Consequently, the 2008 Summer Olympics in Beijing, China would be USA Basketball’s first chance to show the world their mettle after their stunning loss in the previous games. Before 2004, Team USA was always grossly favored, but now everyone saw their vulnerability, and the soaring popularity of basketball around the world––largely a consequence of 1992’s Dream Team––had turned a number of European and South American countries into legitimate threats to again upset the USA. Because it was no longer a foregone conclusion the Americans would run away with, even more tuned in to watch as the “Redeem Team” go for gold. Team USA cruised through qualifying and the medal rounds, and it looked like gold might again be a foregone conclusion. But then came Spain in the gold medal game.
With eight minutes left and the U.S. barely holding on to a two-point lead, Kobe took over while rocking a pair of Nike Zoom Hyperdunk Olympic PEs. He scored or assisted on 10 straight points, and with 3:10 left and the USA up five, he pump-faked his way to a four-point play, sealing the gold in front of a gargantuan global audience.
The technological breakthroughs, the singular marketing campaign, and Kobe’s gold medal performance all added up.

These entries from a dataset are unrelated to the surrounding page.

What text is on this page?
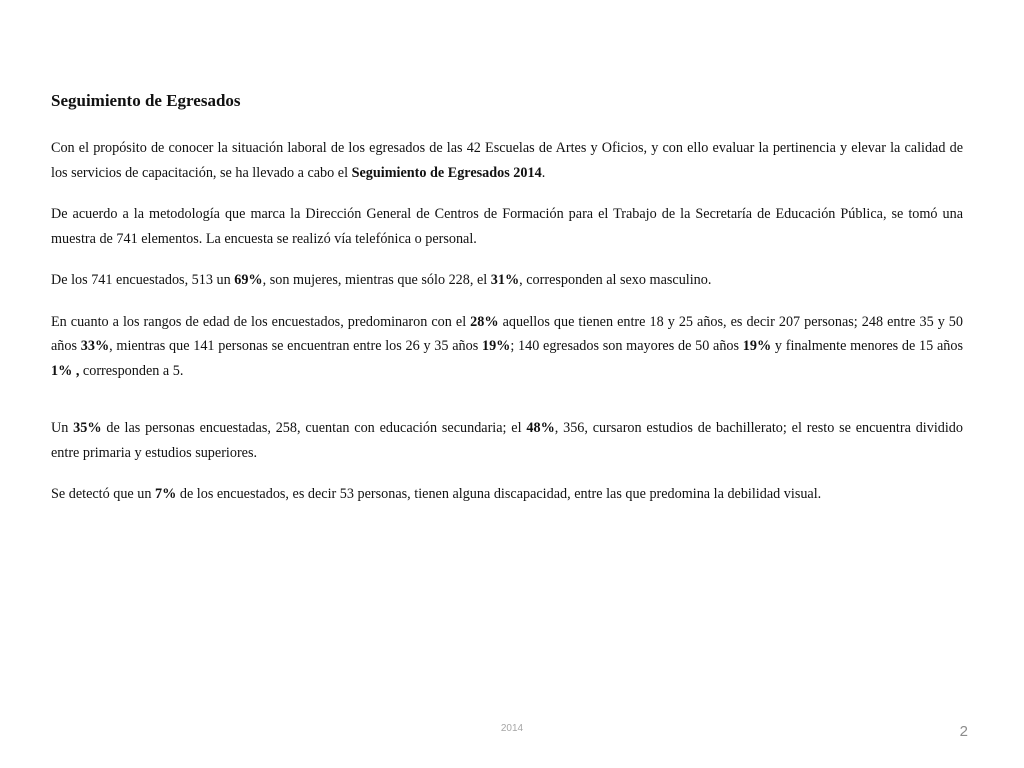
Seguimiento de Egresados

Con el propósito de conocer la situación laboral de los egresados de las 42 Escuelas de Artes y Oficios, y con ello evaluar la pertinencia y elevar la calidad de los servicios de capacitación, se ha llevado a cabo el Seguimiento de Egresados 2014.

De acuerdo a la metodología que marca la Dirección General de Centros de Formación para el Trabajo de la Secretaría de Educación Pública, se tomó una muestra de 741 elementos. La encuesta se realizó vía telefónica o personal.

De los 741 encuestados, 513 un 69%, son mujeres, mientras que sólo 228, el 31%, corresponden al sexo masculino.

En cuanto a los rangos de edad de los encuestados, predominaron con el 28% aquellos que tienen entre 18 y 25 años, es decir 207 personas; 248 entre 35 y 50 años 33%, mientras que 141 personas se encuentran entre los 26 y 35 años 19%; 140 egresados son mayores de 50 años 19% y finalmente menores de 15 años 1% , corresponden a 5.

Un 35% de las personas encuestadas, 258, cuentan con educación secundaria; el 48%, 356, cursaron estudios de bachillerato; el resto se encuentra dividido entre primaria y estudios superiores.

Se detectó que un 7% de los encuestados, es decir 53 personas, tienen alguna discapacidad, entre las que predomina la debilidad visual.

2014	2
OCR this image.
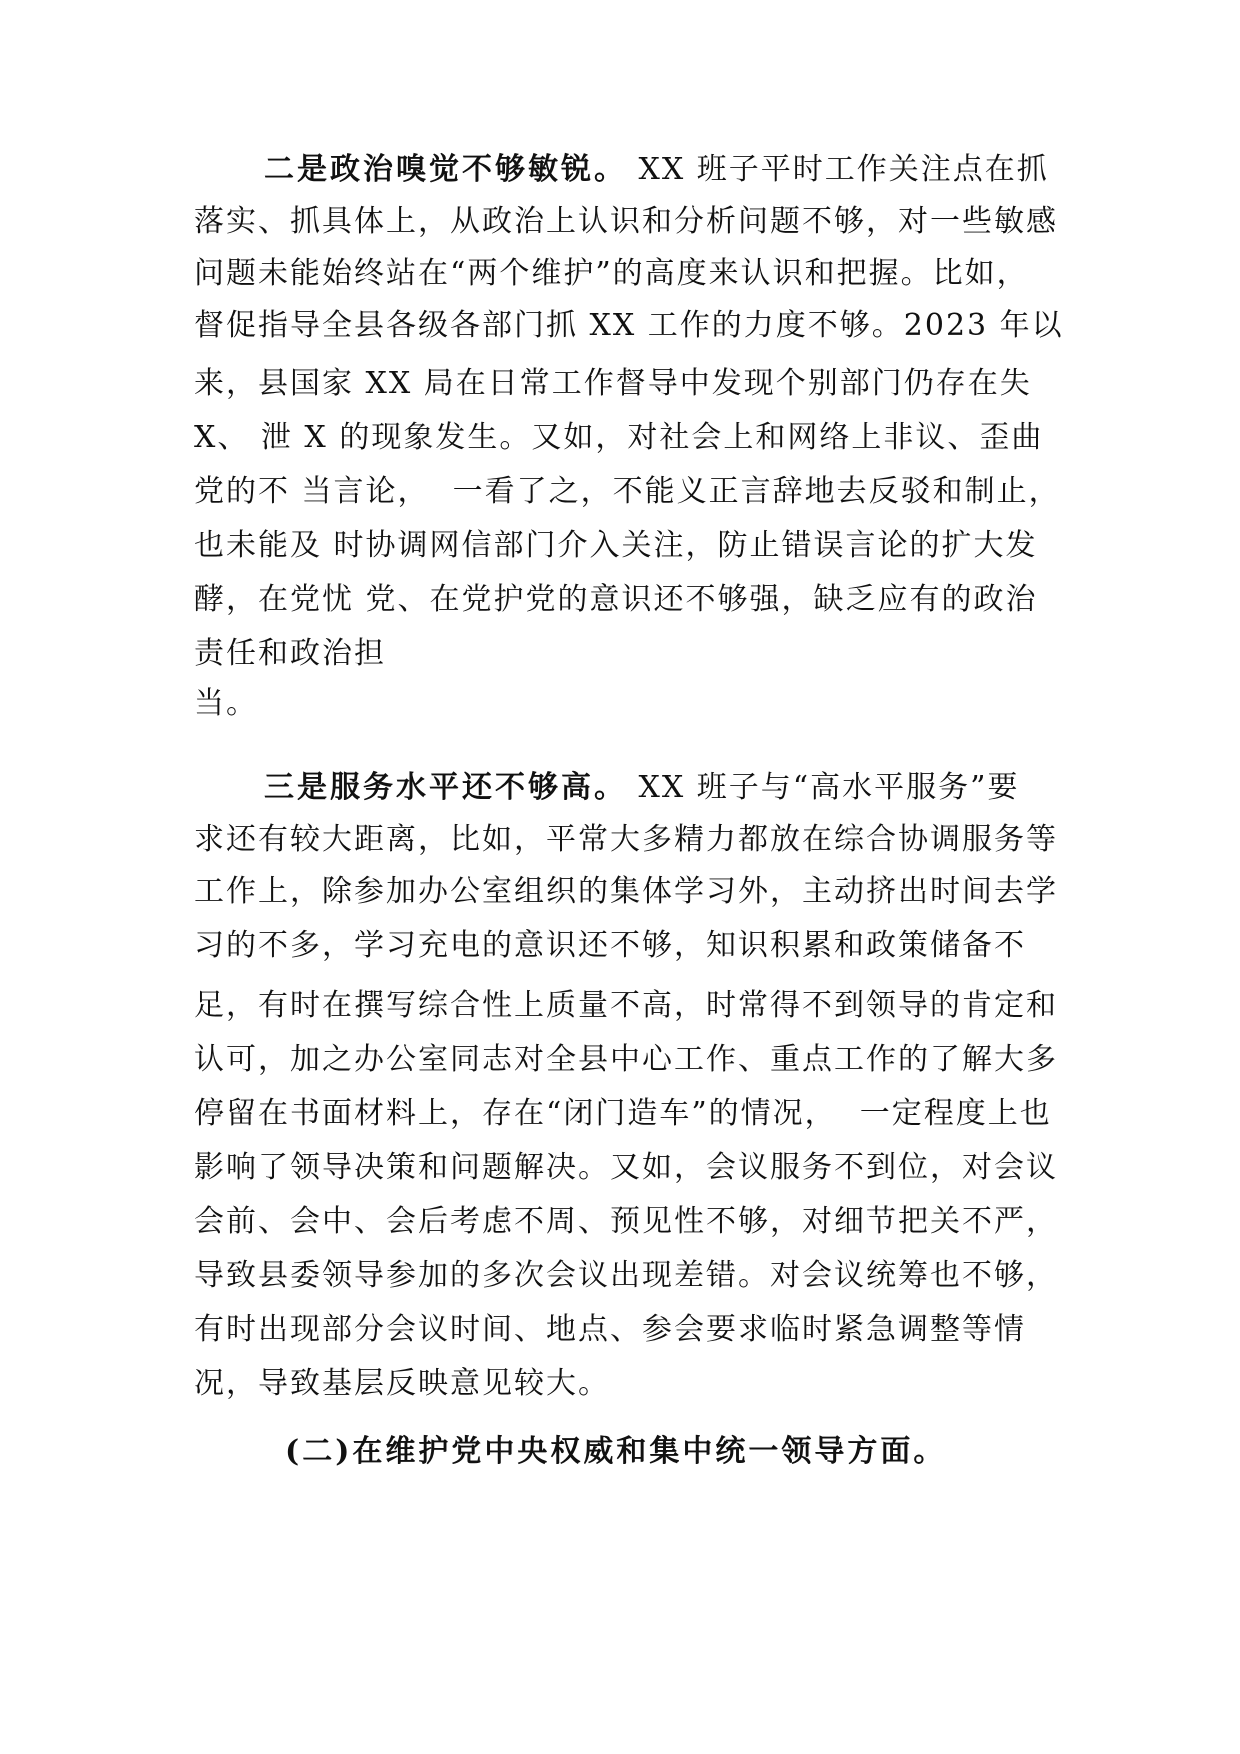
二是政治嗅觉不够敏锐。 XX 班子平时工作关注点在抓
落实、抓具体上，从政治上认识和分析问题不够，对一些敏感
问题未能始终站在“两个维护”的高度来认识和把握。比如，
督促指导全县各级各部门抓 XX 工作的力度不够。2023 年以
来，县国家 XX 局在日常工作督导中发现个别部门仍存在失
X、 泄 X 的现象发生。又如，对社会上和网络上非议、歪曲
党的不 当言论，  一看了之，不能义正言辞地去反驳和制止，
也未能及 时协调网信部门介入关注，防止错误言论的扩大发
酵，在党忧 党、在党护党的意识还不够强，缺乏应有的政治
责任和政治担
当。
三是服务水平还不够高。 XX 班子与“高水平服务”要
求还有较大距离，比如，平常大多精力都放在综合协调服务等
工作上，除参加办公室组织的集体学习外，主动挤出时间去学
习的不多，学习充电的意识还不够，知识积累和政策储备不
足，有时在撰写综合性上质量不高，时常得不到领导的肯定和
认可，加之办公室同志对全县中心工作、重点工作的了解大多
停留在书面材料上，存在“闭门造车”的情况，  一定程度上也
影响了领导决策和问题解决。又如，会议服务不到位，对会议
会前、会中、会后考虑不周、预见性不够，对细节把关不严，
导致县委领导参加的多次会议出现差错。对会议统筹也不够，
有时出现部分会议时间、地点、参会要求临时紧急调整等情
况，导致基层反映意见较大。
(二)在维护党中央权威和集中统一领导方面。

The Nike Hyperdunk became ubiquitous on NBA courts and playgrounds around the world. Its technology was the forefather for today’s future lines, inspiring the Kobe 4 and LeBron 7, considered by many to be the most highly regarded signature in each star’s collection. Even half a decade after Kobe jumped an Aston Martin and secured Team USA’s redemption, Forbes reported that 80 NBA players wore the Nike Hyperdunk 2013, compared to the 71 players, total, who wore rival Adidas that year.
The Hyperdunk changed the game, but it wasn’t just the sneaker.